Nvidia's next-generation Vera Rubin computing platform has entered production, extending the company's lead in AI hardware as rivals race to close the gap.
Nvidia's next-generation Vera Rubin computing platform has entered production, extending the company's lead in AI hardware as rivals race to close the gap.

Nvidia's Vera Rubin platform has entered production, Chief Executive Officer Jensen Huang said July 15, extending the company's lead as rivals Advanced Micro Devices Inc. and Broadcom Inc. invest billions to challenge its AI chip dominance.
"Vera Rubin is progressing well and has entered production," Huang said in a statement, without disclosing a specific timeline for customer shipments.
The Vera Rubin architecture succeeds Nvidia's Blackwell platform, which began ramping in late 2024. Super Micro Computer Inc. introduced a blueprint based on the Vera Rubin NVL4 platform at the ISC 2026 conference in June, with each Scalable Unit housing as many as 1,152 Rubin graphics processing units and 576 Vera central processing units, using liquid cooling and Nvidia's Quantum-X800 InfiniBand networking. The platform is built on TSMC's advanced process node and uses next-generation high-bandwidth memory, though Nvidia has not disclosed the specific node or memory configuration.
Nvidia's Data Center revenue surged 92% year over year to $75.2 billion in the fiscal first quarter ended April, while total revenue hit a record $81.6 billion — an 85% increase. The company guided for second-quarter revenue of about $91 billion, signaling continued demand for its AI infrastructure. The Zacks consensus estimate for fiscal 2027 revenue stands at $385.5 billion, implying 78.5% annual growth.
Despite reports of a slight delay in the Rubin rollout, one analyst still expects 62% upside for Nvidia shares, citing the company's widening competitive moat through its integrated hardware-software ecosystem. Nvidia has expanded partnerships with Google Cloud to deploy Vera Rubin-powered AI instances, with Marvell Technology Inc. through NVLink Fusion for custom AI infrastructure, and with Coherent Corp., Corning Inc. and Lumentum Holdings Inc. to improve optical networking for next-generation data centers.
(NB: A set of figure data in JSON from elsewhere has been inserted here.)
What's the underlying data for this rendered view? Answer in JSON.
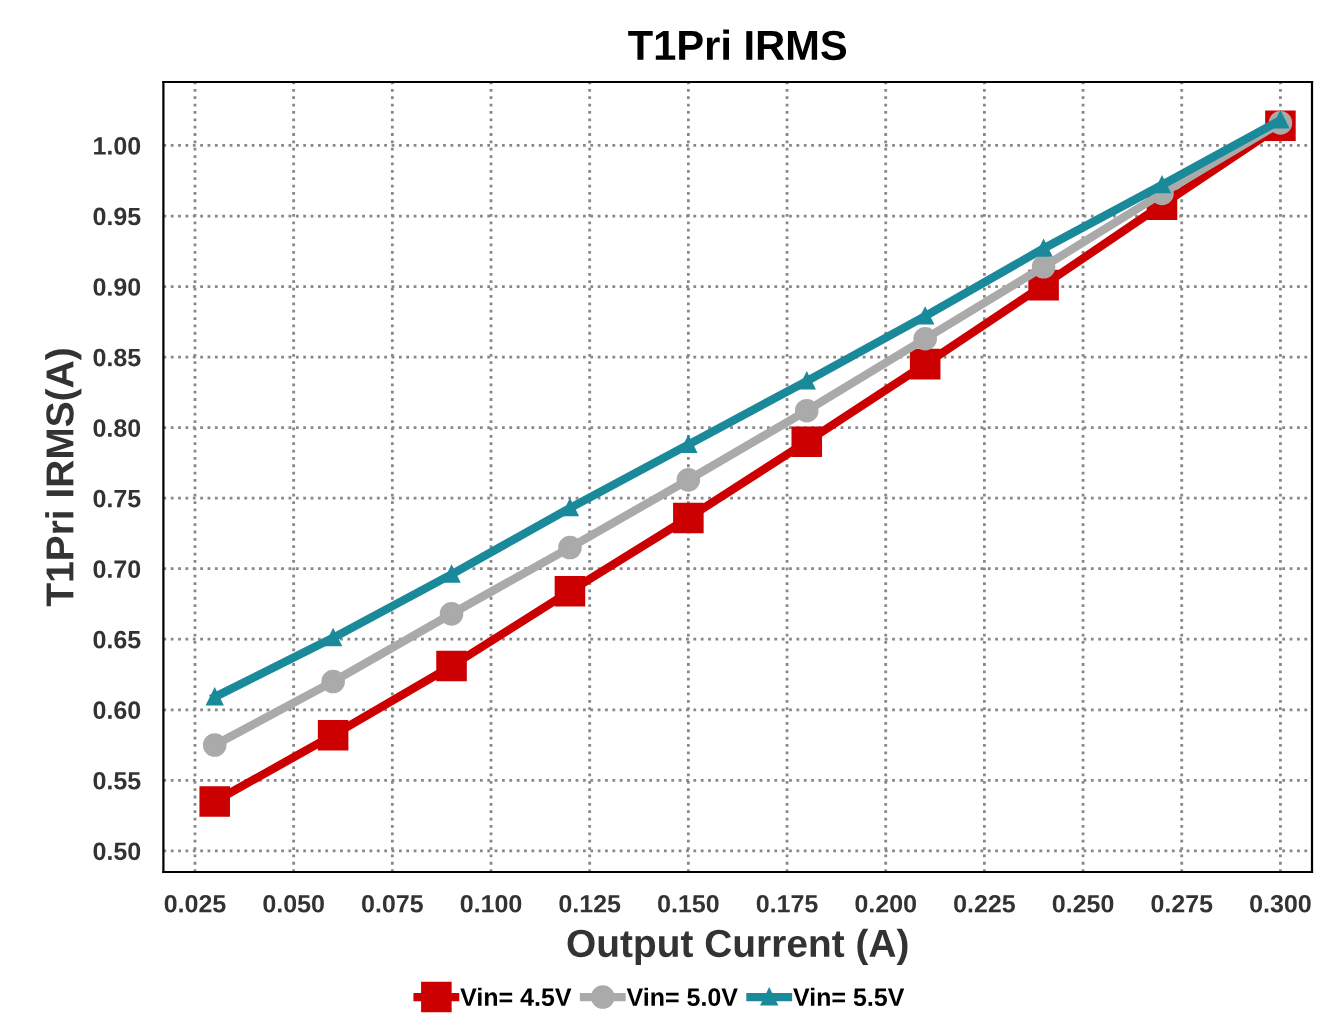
{
  "chart_data": {
    "type": "line",
    "title": "T1Pri IRMS",
    "xlabel": "Output Current (A)",
    "ylabel": "T1Pri IRMS(A)",
    "x": [
      0.03,
      0.06,
      0.09,
      0.12,
      0.15,
      0.18,
      0.21,
      0.24,
      0.27,
      0.3
    ],
    "series": [
      {
        "name": "Vin= 4.5V",
        "color": "#cc0000",
        "marker": "square",
        "values": [
          0.535,
          0.582,
          0.631,
          0.684,
          0.736,
          0.79,
          0.845,
          0.901,
          0.958,
          1.014
        ]
      },
      {
        "name": "Vin= 5.0V",
        "color": "#aaaaaa",
        "marker": "circle",
        "values": [
          0.575,
          0.62,
          0.668,
          0.715,
          0.763,
          0.812,
          0.863,
          0.914,
          0.966,
          1.016
        ]
      },
      {
        "name": "Vin= 5.5V",
        "color": "#1a8a9a",
        "marker": "triangle",
        "values": [
          0.609,
          0.651,
          0.696,
          0.743,
          0.788,
          0.833,
          0.879,
          0.927,
          0.972,
          1.018
        ]
      }
    ],
    "xlim": [
      0.017,
      0.308
    ],
    "xticks": [
      {
        "value": 0.025,
        "label": "0.025"
      },
      {
        "value": 0.05,
        "label": "0.050"
      },
      {
        "value": 0.075,
        "label": "0.075"
      },
      {
        "value": 0.1,
        "label": "0.100"
      },
      {
        "value": 0.125,
        "label": "0.125"
      },
      {
        "value": 0.15,
        "label": "0.150"
      },
      {
        "value": 0.175,
        "label": "0.175"
      },
      {
        "value": 0.2,
        "label": "0.200"
      },
      {
        "value": 0.225,
        "label": "0.225"
      },
      {
        "value": 0.25,
        "label": "0.250"
      },
      {
        "value": 0.275,
        "label": "0.275"
      },
      {
        "value": 0.3,
        "label": "0.300"
      }
    ],
    "ylim": [
      0.485,
      1.045
    ],
    "yticks": [
      {
        "value": 0.5,
        "label": "0.50"
      },
      {
        "value": 0.55,
        "label": "0.55"
      },
      {
        "value": 0.6,
        "label": "0.60"
      },
      {
        "value": 0.65,
        "label": "0.65"
      },
      {
        "value": 0.7,
        "label": "0.70"
      },
      {
        "value": 0.75,
        "label": "0.75"
      },
      {
        "value": 0.8,
        "label": "0.80"
      },
      {
        "value": 0.85,
        "label": "0.85"
      },
      {
        "value": 0.9,
        "label": "0.90"
      },
      {
        "value": 0.95,
        "label": "0.95"
      },
      {
        "value": 1.0,
        "label": "1.00"
      }
    ],
    "grid": true,
    "legend": "bottom",
    "line_style": "solid"
  }
}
The Vera Rubin production milestone comes as Nvidia's rivals accelerate their own AI chip efforts. AMD's Data Center segment revenue rose 57% year over year to $5.78 billion in its first quarter, driven by demand for its Instinct GPUs and EPYC processors, while the company has strengthened its open-source ROCm software platform to attract developers. Broadcom has also been investing aggressively in custom AI accelerators for hyperscale customers.
Nvidia's software ecosystem — including open-source platforms Dynamo, Agent Toolkit and Nemotron — encourages developers to build AI applications on Nvidia hardware, creating switching costs that make it harder for customers to migrate to competing platforms. The company's broad partner network and integrated chip-to-software stack create a structural advantage that rivals have yet to replicate at scale.
Nvidia shares trade at about 35 times forward earnings. The production ramp of Vera Rubin, combined with the company's expanding software moat and partner ecosystem, suggests the market has not fully priced in the platform's revenue contribution for fiscal 2028, according to analysts tracking the stock.
This article is for informational purposes only and does not constitute investment advice.